When my brother was a little guy, he called me “Wicky” because he had a hard time pronouncing my name. And I have a friend who used to call me Slick, but for the most part, I really don’t have a nickname. There are times, however, when someone will call me Vick. My grandpa used to do that. A woman in my office does that now. Since few people refer to me using that casual form of my name, it somehow conveys a kind of affection or closeness to me.
I know that names are important to God. His rich character and attributes are housed in his many names. He invites us to call on his name to be saved. One of the first jobs given to a human (aka Adam) was to name the animals God created. God also had a practice of changing people’s names (think Saul/Paul or Abram/Abraham or Sarai/Sarah).
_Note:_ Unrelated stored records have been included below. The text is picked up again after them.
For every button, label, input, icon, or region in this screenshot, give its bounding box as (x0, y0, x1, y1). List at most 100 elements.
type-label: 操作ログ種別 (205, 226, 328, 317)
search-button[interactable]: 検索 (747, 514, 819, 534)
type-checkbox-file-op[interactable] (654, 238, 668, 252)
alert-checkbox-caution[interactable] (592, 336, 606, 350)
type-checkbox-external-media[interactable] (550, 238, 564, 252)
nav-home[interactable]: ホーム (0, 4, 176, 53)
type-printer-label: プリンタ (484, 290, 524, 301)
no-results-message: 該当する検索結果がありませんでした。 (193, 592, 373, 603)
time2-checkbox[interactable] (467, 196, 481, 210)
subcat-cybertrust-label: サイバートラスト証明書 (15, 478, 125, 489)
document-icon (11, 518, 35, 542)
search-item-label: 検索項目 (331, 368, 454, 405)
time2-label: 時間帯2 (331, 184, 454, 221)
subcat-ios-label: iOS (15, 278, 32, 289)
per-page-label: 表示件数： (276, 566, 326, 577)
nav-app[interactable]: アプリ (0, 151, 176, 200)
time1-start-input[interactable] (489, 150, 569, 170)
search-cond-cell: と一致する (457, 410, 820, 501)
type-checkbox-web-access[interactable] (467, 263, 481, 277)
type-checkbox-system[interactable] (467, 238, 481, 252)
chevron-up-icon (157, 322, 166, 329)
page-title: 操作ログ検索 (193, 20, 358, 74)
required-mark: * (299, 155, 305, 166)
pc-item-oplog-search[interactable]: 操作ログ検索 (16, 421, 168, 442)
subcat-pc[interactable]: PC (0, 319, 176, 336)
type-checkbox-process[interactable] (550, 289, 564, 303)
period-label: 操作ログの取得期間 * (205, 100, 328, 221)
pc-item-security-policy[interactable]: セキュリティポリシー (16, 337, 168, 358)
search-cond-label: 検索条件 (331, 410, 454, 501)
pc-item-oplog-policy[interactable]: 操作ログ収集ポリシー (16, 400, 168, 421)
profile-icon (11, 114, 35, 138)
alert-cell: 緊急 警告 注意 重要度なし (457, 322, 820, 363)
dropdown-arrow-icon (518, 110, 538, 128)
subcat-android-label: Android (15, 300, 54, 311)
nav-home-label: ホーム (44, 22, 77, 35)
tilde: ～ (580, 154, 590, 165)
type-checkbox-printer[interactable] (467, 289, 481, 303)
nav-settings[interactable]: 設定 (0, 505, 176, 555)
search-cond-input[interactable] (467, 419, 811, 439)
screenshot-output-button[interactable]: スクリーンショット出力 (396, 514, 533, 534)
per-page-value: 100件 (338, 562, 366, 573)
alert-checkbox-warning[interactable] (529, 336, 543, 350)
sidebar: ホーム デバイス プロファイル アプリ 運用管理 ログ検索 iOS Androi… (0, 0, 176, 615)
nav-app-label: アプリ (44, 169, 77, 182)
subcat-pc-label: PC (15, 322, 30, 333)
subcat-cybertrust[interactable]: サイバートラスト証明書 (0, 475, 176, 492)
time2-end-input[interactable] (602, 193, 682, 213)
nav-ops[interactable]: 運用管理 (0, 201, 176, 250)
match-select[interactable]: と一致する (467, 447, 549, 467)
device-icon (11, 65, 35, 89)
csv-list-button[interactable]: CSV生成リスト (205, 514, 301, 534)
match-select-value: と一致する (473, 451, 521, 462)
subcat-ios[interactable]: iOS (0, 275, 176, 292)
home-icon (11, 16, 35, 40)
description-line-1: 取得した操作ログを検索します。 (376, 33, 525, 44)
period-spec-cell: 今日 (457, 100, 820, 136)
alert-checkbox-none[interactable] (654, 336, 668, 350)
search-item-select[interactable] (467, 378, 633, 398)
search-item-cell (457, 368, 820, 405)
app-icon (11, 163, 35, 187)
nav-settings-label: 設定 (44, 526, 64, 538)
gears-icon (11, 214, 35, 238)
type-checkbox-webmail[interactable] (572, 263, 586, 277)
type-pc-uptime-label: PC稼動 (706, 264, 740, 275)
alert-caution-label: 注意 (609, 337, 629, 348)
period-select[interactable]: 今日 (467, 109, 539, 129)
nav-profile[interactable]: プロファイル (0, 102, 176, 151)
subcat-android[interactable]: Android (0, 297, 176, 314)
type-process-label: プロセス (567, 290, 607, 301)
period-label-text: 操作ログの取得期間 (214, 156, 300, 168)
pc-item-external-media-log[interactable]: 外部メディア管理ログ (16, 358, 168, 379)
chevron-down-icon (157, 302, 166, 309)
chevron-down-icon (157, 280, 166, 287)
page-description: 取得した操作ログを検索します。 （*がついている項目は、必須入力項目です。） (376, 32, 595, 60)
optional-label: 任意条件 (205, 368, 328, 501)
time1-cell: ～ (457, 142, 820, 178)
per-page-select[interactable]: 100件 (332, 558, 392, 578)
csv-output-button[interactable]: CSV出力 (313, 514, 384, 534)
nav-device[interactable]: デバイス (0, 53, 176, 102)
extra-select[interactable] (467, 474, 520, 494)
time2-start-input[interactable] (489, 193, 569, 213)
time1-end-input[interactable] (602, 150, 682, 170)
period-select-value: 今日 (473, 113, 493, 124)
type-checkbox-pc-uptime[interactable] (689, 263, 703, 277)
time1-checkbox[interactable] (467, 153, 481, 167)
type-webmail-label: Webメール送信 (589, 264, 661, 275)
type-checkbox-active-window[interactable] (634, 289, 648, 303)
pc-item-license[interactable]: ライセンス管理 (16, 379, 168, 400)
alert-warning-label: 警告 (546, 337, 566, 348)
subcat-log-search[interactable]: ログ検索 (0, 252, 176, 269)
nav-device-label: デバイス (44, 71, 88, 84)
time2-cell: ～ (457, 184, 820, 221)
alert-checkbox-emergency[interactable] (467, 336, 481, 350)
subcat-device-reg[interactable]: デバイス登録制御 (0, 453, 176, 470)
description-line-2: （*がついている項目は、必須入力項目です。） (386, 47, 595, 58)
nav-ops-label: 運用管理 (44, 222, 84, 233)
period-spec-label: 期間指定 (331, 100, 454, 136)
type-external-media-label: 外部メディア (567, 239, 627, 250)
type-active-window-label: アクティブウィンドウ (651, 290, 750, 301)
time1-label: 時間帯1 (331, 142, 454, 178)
I love the part of this passage of Revelation about the white stones, each with a secret name written on it. To think that Jesus has a “nickname” for me is almost too much to take in. I want to share this passage with my daughter who’s been asking me a lot of questions about heaven lately. I get the idea that she’s sometimes anxious that heaven will be filled with such a swarm of people that we’ll spend eternity standing in line to get a few minutes with Jesus. Being able to give her the news that God has a special secret name just for her should offer reassurance that she won’t be lost in the crowd. God is intimately aware of her and holds her dear.